Sacral Rage - Illusions in Infinite Void - (8.5/10)
Published on March 31, 2015
While fantasy is the primary domain of metal, the genre has taken the stars a few times with bands like Voivod, Nocturnus, Iron Savior, and Pagan’s Mind being strong supports of steel spaceflight. Amidst the swords and sorcery of their Hellenic brethren, Sacral Rage have opted to fire up the thrusters to where not exactly a whole lot of their compatriots have chosen to go. The end result is an atmospheric journey of technical riffing and spacey chords, displaying prog-like tendencies but mostly dipping its does rather than leaping through the interdimensional gate perplexing intricacy.
The bulkheads and plating that comprise this space-fighter are familiar and reliable, drawing from the technical aggression of Helstar, Crescent Shield, Liege Lord, and Attacker and combined with space-age composite materials manufactured by merchants Voivod, Fates Warning, Queensryche, and Coroner.
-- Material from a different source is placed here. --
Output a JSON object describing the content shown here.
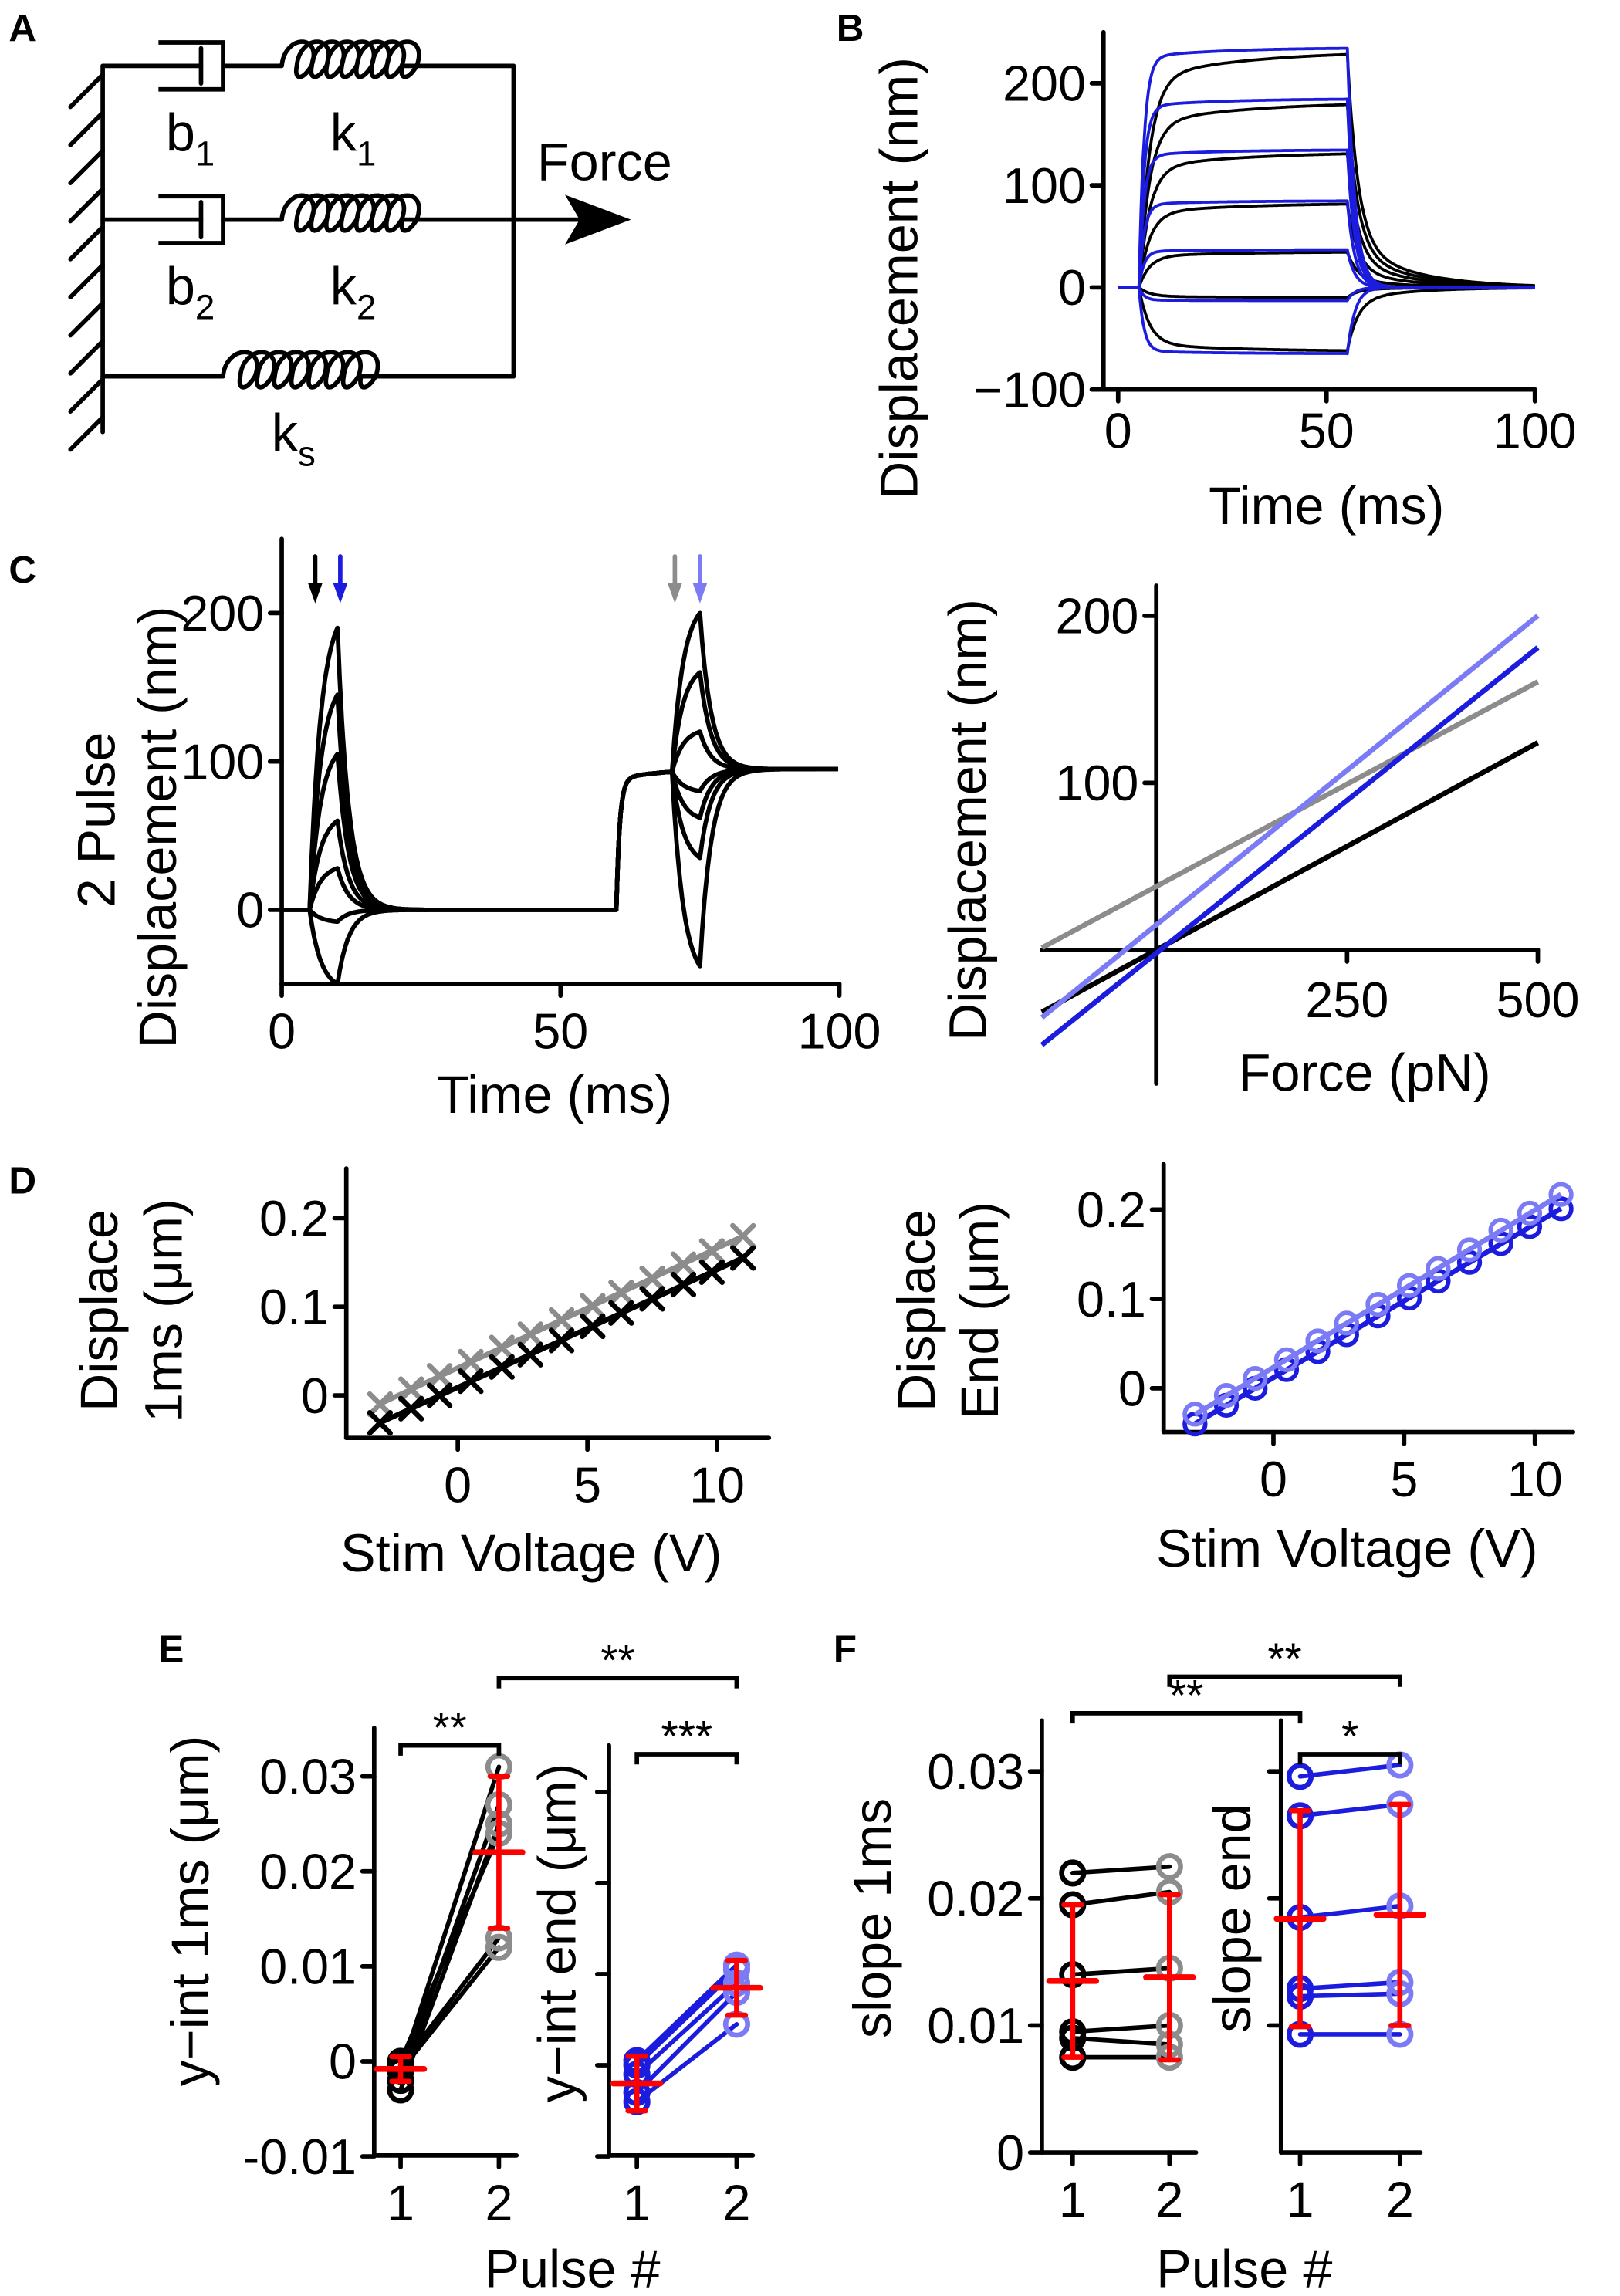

Its loadout combines conventional firepower with today’s advances in metal weaponry. Rhythms are fast and vicious, going off like a chaingun loaded with laser-precise bullets as it fires off carefully disciplined waves of varied, string-skipping riffs. However its fire control systems are impressive, allowing them to integrate a more diverse range of chord progressions and sudden, compact flurries of technical accomplishments, like a sudden explosion of laser fire captured in blink-and-you-miss-it flashes.
Perhaps its most effective component is its ability to contrast between tried-and-true metal battle-tactics with prog-type specialist equipment. This craft’s crewmen have had many different types of training – high speed staccato rides, well integrated basslines that assist with auxiliary low-register supporting fire at select interval, mid-paced thrash breaks to reinforce and resolve themes, all kept at a brisk pace. Sometimes they feel faster than they really are because of how quick they come out. However, the part that stood out tome would be the eerie strummed chords and more particular lead guitars on tracks like “En Cima Del Mal”, “Lost Chapter E. Sutratma”, and “A Tyrannous Revolt”. I feel that if the band really want to go to the next level, they might as well fully upgrade to prog-class corvette and venture out into the strange outlands of stranger tonal properties.
Aside from the final track having a long pause of silence after the initial riff-flurries before a moody outro piece, there’s no real flaws with this album. It’s incredibly well realized, possessing a juicy smorgasborg of technique allowing it to compete with modern day theory-nerd metal but delivered with the powerful vigour of oldschool practitioners. It feels pulpy and raw in its intent yet it dwells beyond rather than in the here and the now. Strongly recommended to fans of more aggressive power metal and progressive/technical thrash like Mekong Delta, Watchtower, and Toxik. It touches on similar ideas as Trial’s Vessel, just emphasizing the technicality moreso than the insidious melodies. Overall I prefer the latter just a bit more but this is no less distinct and visionary for revival metal.